Dossiê Cocó: alguns avanços e muitos problemas na regulamentação do parque

30/05/17 12:00

A iminente regulamentação do Parque do Cocó, assim anunciada pelo Governo do Estado depois de incontáveis adiamentos, tem sido um dos temas que temos acompanhado com mais intensidade em nosso mandato. Inclusive com realização de audiências públicas - uma delas em maio do ano passado e outra, mais recente, em maio último - e apresentação de seguidos requerimentos com pedidos de informações aos gestores públicos ligados a esse debate.

Para entender melhor a polêmica em torno da poligonal que vai demarcar a área do parque, que traz avanços mas também muitas preocupações para o movimento ambientalista - a exemplo da necessidade de ações complementares (despoluição do rio, projeto de saneamento, etc), de inclusão das áreas de dunas não contempladas no projeto e da permanência de comunidades tradicionais - , destacamos alguns pontos que vêm sendo objeto de discussão e tensionamento entre o governo e os ambientalistas.

  1. COMUNIDADES TRADICIONAIS

A presença de comunidades tradicionais dentro da área do parque, como Casa de Farinha, Boca da Barra e a comunidade da Sabiaguaba, é um dos impasses entre o governo e o movimento ambientalista.

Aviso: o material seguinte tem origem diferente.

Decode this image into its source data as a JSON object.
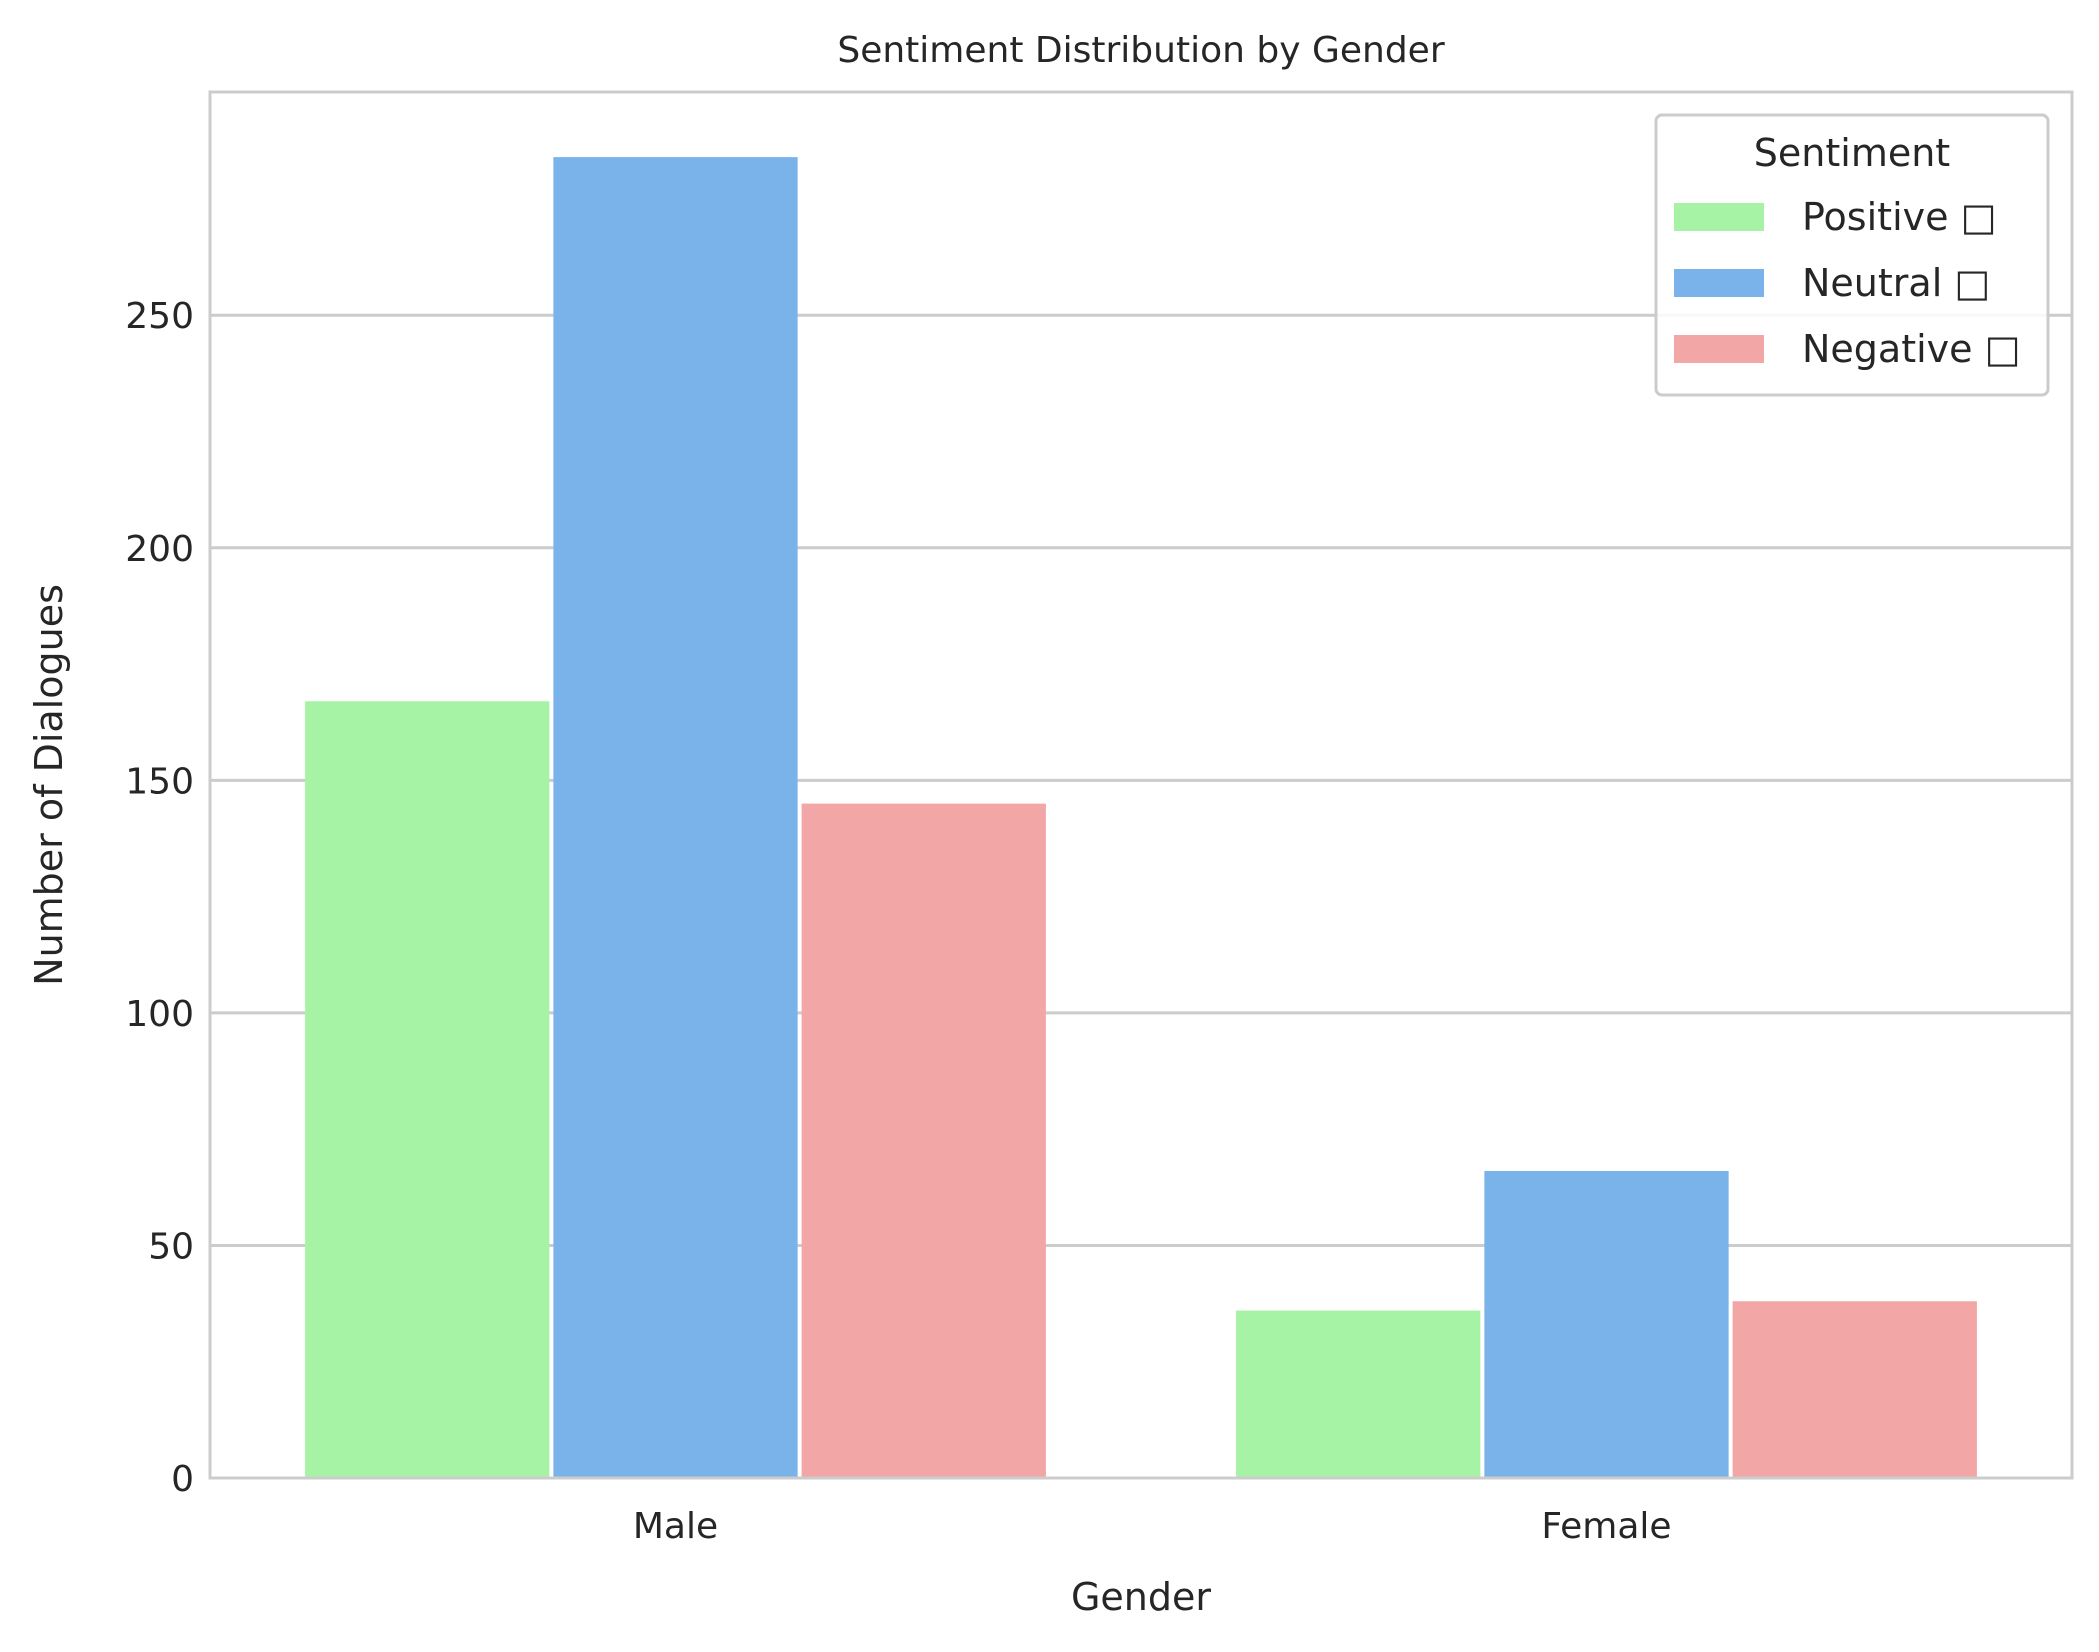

Segundo o secretário estadual do meio ambiente Artur Bruno, o Estado levantou cerca de 600 imóveis nessas comunidades. O governo diz que quer indenizar as casas ou encontrar alternativas em projetos como o Minha Casa Minha Vida. Ao mesmo tempo, afirma que um estudo antropológico está sendo realizado para saber se as comunidades são ou não são tradicionais.

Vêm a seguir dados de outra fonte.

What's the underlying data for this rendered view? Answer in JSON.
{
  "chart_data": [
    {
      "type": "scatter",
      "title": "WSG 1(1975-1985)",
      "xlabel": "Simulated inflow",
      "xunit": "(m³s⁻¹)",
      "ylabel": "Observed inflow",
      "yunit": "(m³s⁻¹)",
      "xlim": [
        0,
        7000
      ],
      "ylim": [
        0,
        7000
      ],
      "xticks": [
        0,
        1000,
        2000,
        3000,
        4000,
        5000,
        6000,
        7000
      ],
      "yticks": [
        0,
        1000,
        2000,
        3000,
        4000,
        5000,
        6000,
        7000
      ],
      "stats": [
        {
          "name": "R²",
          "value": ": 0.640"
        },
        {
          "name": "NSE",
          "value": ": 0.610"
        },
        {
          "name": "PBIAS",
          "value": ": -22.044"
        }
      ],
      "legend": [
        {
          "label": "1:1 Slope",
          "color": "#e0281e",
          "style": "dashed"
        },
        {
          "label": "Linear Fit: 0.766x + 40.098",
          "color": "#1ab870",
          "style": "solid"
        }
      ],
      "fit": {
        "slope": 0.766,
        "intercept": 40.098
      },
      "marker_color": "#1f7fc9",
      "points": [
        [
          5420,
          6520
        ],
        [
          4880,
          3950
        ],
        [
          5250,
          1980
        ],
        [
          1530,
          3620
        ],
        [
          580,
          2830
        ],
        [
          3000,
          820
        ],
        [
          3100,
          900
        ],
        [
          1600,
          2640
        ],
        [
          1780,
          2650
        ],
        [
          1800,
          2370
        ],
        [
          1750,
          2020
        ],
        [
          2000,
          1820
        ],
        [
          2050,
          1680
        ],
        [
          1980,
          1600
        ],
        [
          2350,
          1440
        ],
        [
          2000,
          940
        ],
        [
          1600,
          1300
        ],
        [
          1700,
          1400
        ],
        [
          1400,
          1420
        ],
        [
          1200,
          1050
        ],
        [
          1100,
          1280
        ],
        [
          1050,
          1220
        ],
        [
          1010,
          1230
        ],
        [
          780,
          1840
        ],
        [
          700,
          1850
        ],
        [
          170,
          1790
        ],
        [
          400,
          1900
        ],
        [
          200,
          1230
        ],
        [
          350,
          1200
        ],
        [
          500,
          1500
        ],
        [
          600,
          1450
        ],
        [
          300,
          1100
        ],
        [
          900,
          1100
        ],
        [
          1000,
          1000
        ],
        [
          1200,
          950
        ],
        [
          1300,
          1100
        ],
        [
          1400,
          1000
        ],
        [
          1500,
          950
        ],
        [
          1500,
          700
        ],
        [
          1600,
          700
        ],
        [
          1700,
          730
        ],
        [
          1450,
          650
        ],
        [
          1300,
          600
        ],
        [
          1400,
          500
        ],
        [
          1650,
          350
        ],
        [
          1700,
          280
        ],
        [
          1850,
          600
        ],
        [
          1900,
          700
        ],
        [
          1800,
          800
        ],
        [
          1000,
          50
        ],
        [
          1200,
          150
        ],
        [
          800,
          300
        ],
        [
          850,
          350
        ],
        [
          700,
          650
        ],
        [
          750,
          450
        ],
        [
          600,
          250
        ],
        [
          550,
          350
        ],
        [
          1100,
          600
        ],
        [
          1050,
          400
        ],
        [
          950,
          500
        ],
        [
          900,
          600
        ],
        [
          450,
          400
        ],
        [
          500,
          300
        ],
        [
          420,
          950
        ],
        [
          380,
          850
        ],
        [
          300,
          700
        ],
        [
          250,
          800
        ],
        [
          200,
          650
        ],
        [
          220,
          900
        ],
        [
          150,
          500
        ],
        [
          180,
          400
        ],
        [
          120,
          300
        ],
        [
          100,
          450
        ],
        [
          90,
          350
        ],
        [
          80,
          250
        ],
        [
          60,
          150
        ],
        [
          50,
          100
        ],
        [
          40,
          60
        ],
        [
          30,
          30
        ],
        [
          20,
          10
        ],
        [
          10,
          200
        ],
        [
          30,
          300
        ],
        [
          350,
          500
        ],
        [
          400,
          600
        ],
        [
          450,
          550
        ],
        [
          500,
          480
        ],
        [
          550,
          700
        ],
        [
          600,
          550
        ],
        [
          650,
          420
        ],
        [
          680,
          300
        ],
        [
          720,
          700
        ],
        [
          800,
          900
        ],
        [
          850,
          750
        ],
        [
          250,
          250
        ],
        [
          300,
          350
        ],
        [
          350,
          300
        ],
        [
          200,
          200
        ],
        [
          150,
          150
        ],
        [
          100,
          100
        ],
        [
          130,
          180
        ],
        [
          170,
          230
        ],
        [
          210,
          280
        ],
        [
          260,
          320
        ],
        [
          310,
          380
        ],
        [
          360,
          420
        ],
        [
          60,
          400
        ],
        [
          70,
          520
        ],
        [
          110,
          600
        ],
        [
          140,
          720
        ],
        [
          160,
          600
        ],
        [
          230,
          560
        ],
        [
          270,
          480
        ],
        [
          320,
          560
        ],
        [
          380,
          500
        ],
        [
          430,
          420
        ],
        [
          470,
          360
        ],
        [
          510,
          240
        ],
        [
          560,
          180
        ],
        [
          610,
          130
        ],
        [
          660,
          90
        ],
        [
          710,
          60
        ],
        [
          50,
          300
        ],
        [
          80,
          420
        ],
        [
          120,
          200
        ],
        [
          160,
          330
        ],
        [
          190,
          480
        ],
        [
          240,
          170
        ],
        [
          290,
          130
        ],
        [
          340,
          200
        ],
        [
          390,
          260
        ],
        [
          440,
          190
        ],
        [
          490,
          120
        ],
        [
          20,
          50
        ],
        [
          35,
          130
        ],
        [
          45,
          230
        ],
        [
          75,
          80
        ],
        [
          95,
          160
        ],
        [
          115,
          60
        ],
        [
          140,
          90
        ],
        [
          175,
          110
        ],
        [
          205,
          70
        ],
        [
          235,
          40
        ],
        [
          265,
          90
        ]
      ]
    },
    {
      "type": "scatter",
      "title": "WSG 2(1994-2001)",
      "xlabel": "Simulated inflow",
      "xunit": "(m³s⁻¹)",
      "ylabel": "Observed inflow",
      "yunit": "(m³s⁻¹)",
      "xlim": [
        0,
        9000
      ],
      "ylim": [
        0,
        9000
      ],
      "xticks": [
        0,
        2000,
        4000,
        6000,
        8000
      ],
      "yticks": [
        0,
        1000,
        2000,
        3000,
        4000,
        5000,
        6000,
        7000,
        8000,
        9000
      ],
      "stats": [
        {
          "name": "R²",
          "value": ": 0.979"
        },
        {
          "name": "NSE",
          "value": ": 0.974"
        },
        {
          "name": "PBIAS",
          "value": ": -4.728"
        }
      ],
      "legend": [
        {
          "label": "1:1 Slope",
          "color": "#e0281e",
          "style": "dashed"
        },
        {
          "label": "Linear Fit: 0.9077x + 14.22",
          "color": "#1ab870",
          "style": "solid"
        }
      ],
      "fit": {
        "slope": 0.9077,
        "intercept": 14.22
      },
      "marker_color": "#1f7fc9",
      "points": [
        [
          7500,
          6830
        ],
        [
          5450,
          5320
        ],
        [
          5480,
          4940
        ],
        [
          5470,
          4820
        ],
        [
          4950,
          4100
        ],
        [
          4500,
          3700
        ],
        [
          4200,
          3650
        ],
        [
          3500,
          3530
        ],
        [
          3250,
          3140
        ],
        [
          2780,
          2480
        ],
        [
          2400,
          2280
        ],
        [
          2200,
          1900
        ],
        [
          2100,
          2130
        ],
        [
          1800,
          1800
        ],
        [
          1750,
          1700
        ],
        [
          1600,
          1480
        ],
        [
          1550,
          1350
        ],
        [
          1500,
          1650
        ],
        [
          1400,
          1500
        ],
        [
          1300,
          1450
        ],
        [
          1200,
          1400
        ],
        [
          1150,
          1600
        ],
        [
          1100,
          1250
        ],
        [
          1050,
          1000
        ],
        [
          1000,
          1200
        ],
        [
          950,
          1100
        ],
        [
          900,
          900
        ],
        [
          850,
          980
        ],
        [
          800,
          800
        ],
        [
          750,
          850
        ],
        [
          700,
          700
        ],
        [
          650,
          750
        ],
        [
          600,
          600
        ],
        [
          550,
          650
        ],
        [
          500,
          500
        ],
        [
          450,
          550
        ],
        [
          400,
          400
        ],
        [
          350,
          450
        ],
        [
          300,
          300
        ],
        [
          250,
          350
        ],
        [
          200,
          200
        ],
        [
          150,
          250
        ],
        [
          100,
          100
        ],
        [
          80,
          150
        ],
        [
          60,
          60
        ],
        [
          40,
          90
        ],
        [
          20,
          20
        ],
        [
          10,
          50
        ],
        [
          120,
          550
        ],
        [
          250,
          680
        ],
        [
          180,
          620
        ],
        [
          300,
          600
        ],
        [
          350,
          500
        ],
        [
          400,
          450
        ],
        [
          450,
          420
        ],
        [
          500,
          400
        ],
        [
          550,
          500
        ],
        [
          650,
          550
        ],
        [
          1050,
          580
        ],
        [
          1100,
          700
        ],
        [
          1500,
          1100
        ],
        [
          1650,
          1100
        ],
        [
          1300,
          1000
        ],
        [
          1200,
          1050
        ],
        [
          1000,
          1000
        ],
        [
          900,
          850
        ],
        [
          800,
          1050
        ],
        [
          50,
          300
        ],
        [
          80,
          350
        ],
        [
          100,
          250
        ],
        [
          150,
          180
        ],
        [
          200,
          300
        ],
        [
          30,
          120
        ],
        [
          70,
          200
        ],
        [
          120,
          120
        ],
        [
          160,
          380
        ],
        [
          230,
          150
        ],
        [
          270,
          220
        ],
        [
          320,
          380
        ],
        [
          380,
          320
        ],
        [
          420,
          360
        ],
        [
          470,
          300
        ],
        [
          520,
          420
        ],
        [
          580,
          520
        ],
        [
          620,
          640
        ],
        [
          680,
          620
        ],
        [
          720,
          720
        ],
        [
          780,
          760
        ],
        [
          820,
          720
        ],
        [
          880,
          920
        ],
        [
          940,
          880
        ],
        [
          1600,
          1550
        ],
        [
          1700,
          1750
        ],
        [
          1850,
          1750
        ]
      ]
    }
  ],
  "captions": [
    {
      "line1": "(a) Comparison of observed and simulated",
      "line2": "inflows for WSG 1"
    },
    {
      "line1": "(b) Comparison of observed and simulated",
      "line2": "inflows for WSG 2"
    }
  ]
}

* O que dizem os ambientalistas?

Para o movimento ambientalista, há comunidades já localizadas em uma Área de Proteção Ambiental (APA), a APA da Sabiaguaba. Por que, então, incluir na poligonal uma área que já é protegida? Além disso, a realização do estudo não garante os direitos das comunidades. Sem falar no fato de que a manutenção das comunidades, por si só, não assegura condições mínimas de infraestrutura para aquelas populações (como coleta de lixo, energia elétrica e água encanada). Do modo como quer o governo, essas comunidades seriam deixadas no local para “morrer de inanição”.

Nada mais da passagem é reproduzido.